Story URL: http://news.medill.northwestern.edu/chicago/news.aspx?id=210639
Story Retrieval Date: 5/20/2013 3:14:29 AM CST
Horse-drawn carriages aren’t PETA’s only target in Chicago. The animal rights group opposes all horses in cities — that includes mounted units for police departments, said Ryan Huling, a representative from People for the Ethical Treatment of Animals.
Huling said mounted police units pose similar problems.
“I think it’s another example of an outmoded form of transportation,” adding that people are now “in the 21st century.”
“Unfortunately when it comes to police departments, they often put the animals in harm’s way,” he said.

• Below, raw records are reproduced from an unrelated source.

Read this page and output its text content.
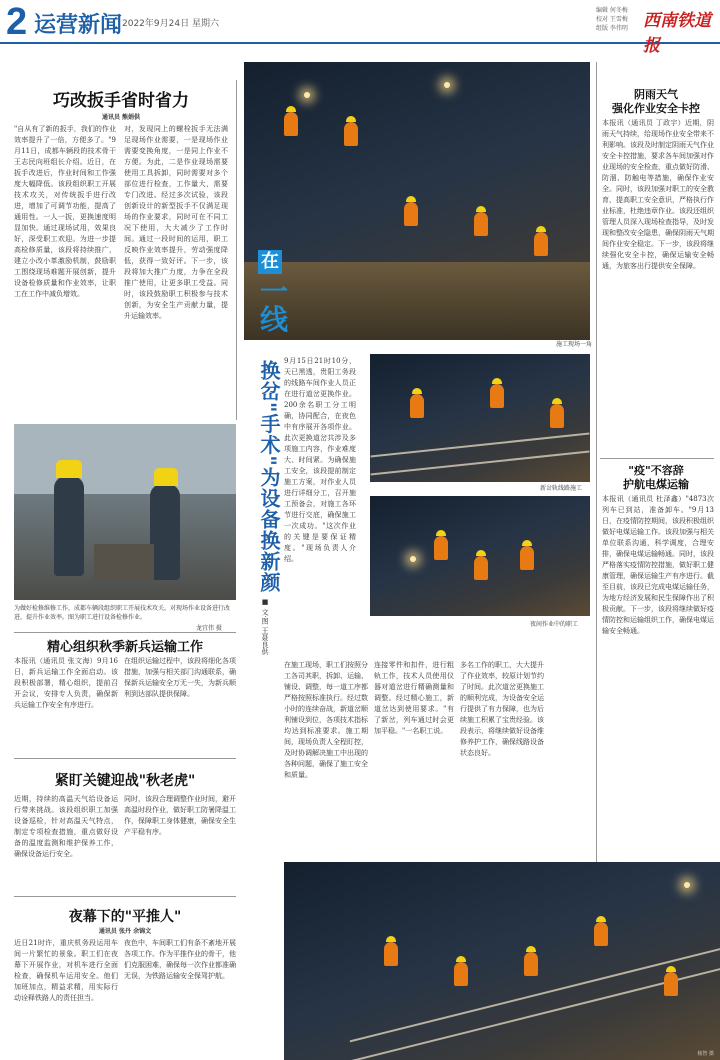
2 运营新闻 2022年9月24日 星期六
编辑 何冬梅
校对 王雪梅
组版 李伟明 西南铁道报
巧改扳手省时省力
通讯员 熊娟供
"自从有了新的扳手，我们的作业效率提升了一倍，方便多了。"9月11日，成都车辆段的技术骨干王志民向班组长介绍。近日，在扳手改进后，作业时间和工作强度大幅降低。该段组织职工开展技术攻关，对传统扳手进行改进，增加了可调节功能，提高了通用性。一人一扳，更换速度明显加快。通过现场试用，效果良好，深受职工欢迎。为进一步提高检修质量，该段将持续推广，建立小改小革激励机制，鼓励职工围绕现场难题开展创新，提升设备检修质量和作业效率，让职工在工作中减负增效。
对，发现同上的螺栓扳手无法满足现场作业需要，一是现场作业需要变换角度，一是同上作业不方便。为此，二是作业现场需要使用工具拆卸，同时需要对多个部位进行检查，工作量大，需要专门改进。经过多次试验，该段创新设计的新型扳手不仅满足现场的作业要求，同时可在不同工况下使用，大大减少了工作时间。通过一段时间的运用，职工反映作业效率提升，劳动强度降低，获得一致好评。下一步，该段将加大推广力度，力争在全段推广使用，让更多职工受益。同时，该段鼓励职工积极参与技术创新，为安全生产贡献力量，提升运输效率。
为做好检修维修工作，成都车辆段组织职工开展技术攻关，对现场作业设备进行改进，提升作业效率。图为职工进行设备检修作业。
龙宜伟 摄
精心组织秋季新兵运输工作
本报讯（通讯员 张文海）9月16日，新兵运输工作全面启动。该段积极部署，精心组织，提前召开会议，安排专人负责，确保新兵运输工作安全有序进行。
在组织运输过程中，该段将细化各项措施，加强与相关部门沟通联系，确保新兵运输安全万无一失，为新兵顺利到达部队提供保障。
紧盯关键迎战"秋老虎"
近期，持续的高温天气给设备运行带来挑战。该段组织职工加强设备巡检，针对高温天气特点，制定专项检查措施，重点做好设备的温度监测和维护保养工作，确保设备运行安全。
同时，该段合理调整作业时间，避开高温时段作业，做好职工防暑降温工作，保障职工身体健康，确保安全生产平稳有序。
夜幕下的"平推人"
通讯员 张丹 余锦文
近日21时许，重庆机务段运用车间一片繁忙的景象。职工们在夜幕下开展作业，对机车进行全面检查，确保机车运用安全。他们加班加点，精益求精，用实际行动诠释铁路人的责任担当。
夜色中，车间职工们有条不紊地开展各项工作。作为平推作业的骨干，他们克服困难，确保每一次作业都准确无误，为铁路运输安全保驾护航。
施工现场一角
在
一线
换岔"手术"为设备换新颜
■ 文·图 王聂良供
9月15日21时10分，天已黑透，贵阳工务段的线路车间作业人员正在进行道岔更换作业。200余名职工分工明确，协同配合，在夜色中有序展开各项作业。此次更换道岔共涉及多项施工内容，作业难度大、时间紧。为确保施工安全，该段提前制定施工方案，对作业人员进行详细分工，召开施工预备会，对施工各环节进行交底，确保施工一次成功。"这次作业的关键是要保证精度。"现场负责人介绍。
在施工现场，职工们按照分工各司其职，拆卸、运输、铺设、调整，每一道工序都严格按照标准执行。经过数小时的连续奋战，新道岔顺利铺设到位，各项技术指标均达到标准要求。施工期间，现场负责人全程盯控，及时协调解决施工中出现的各种问题，确保了施工安全和质量。
连接零件和扣件，进行粗轨工作，技术人员使用仪器对道岔进行精确测量和调整。经过精心施工，新道岔达到使用要求。"有了新岔，列车通过时会更加平稳。"一名职工说。
多名工作的职工，大大提升了作业效率，较原计划节约了时间。此次道岔更换施工的顺利完成，为设备安全运行提供了有力保障，也为后续施工积累了宝贵经验。该段表示，将继续做好设备维修养护工作，确保线路设备状态良好。
新岔轨线路施工
夜间作业中的职工
杨智 摄
阴雨天气
强化作业安全卡控
本报讯（通讯员 丁政宇）近期，阴雨天气持续，给现场作业安全带来不利影响。该段及时制定阴雨天气作业安全卡控措施，要求各车间加强对作业现场的安全检查，重点做好防滑、防溜、防触电等措施，确保作业安全。同时，该段加强对职工的安全教育，提高职工安全意识，严格执行作业标准，杜绝违章作业。该段还组织管理人员深入现场检查指导，及时发现和整改安全隐患，确保阴雨天气期间作业安全稳定。下一步，该段将继续强化安全卡控，确保运输安全畅通，为旅客出行提供安全保障。
"疫"不容辞
护航电煤运输
本报讯（通讯员 杜泽鑫）"4873次列车已到站，准备卸车。"9月13日，在疫情防控期间，该段积极组织做好电煤运输工作。该段加强与相关单位联系沟通，科学调度，合理安排，确保电煤运输畅通。同时，该段严格落实疫情防控措施，做好职工健康管理，确保运输生产有序进行。截至目前，该段已完成电煤运输任务，为地方经济发展和民生保障作出了积极贡献。下一步，该段将继续做好疫情防控和运输组织工作，确保电煤运输安全畅通。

Officer Joe Cistaro, who trains horses for the Chicago Police Department’s Mounted Unit, said the unit rides breeds of horses that are naturally less skittish, and trains them to not fear crowds. He added that horses are often needed for crowd control, to improve officers’ vantage point in potentially dangerous situations.
Cistaro added that horses are able to travel where cars cannot — an advantage for mobility across beaches or parks.
The Mounted Unit website lists other advantages for its use of horses.
“They are Ambassadors of Good Will and encourage approachability by members of the public, since many people love animals or are curious about horses,” and for crowd management, “eliminating face to face confrontation between a citizen and a police officer, providing a calming effect on crowds in tense situations, and providing a strong police force multiplier since one mounted patrol officer equals 10 footed police officers,” according to the website.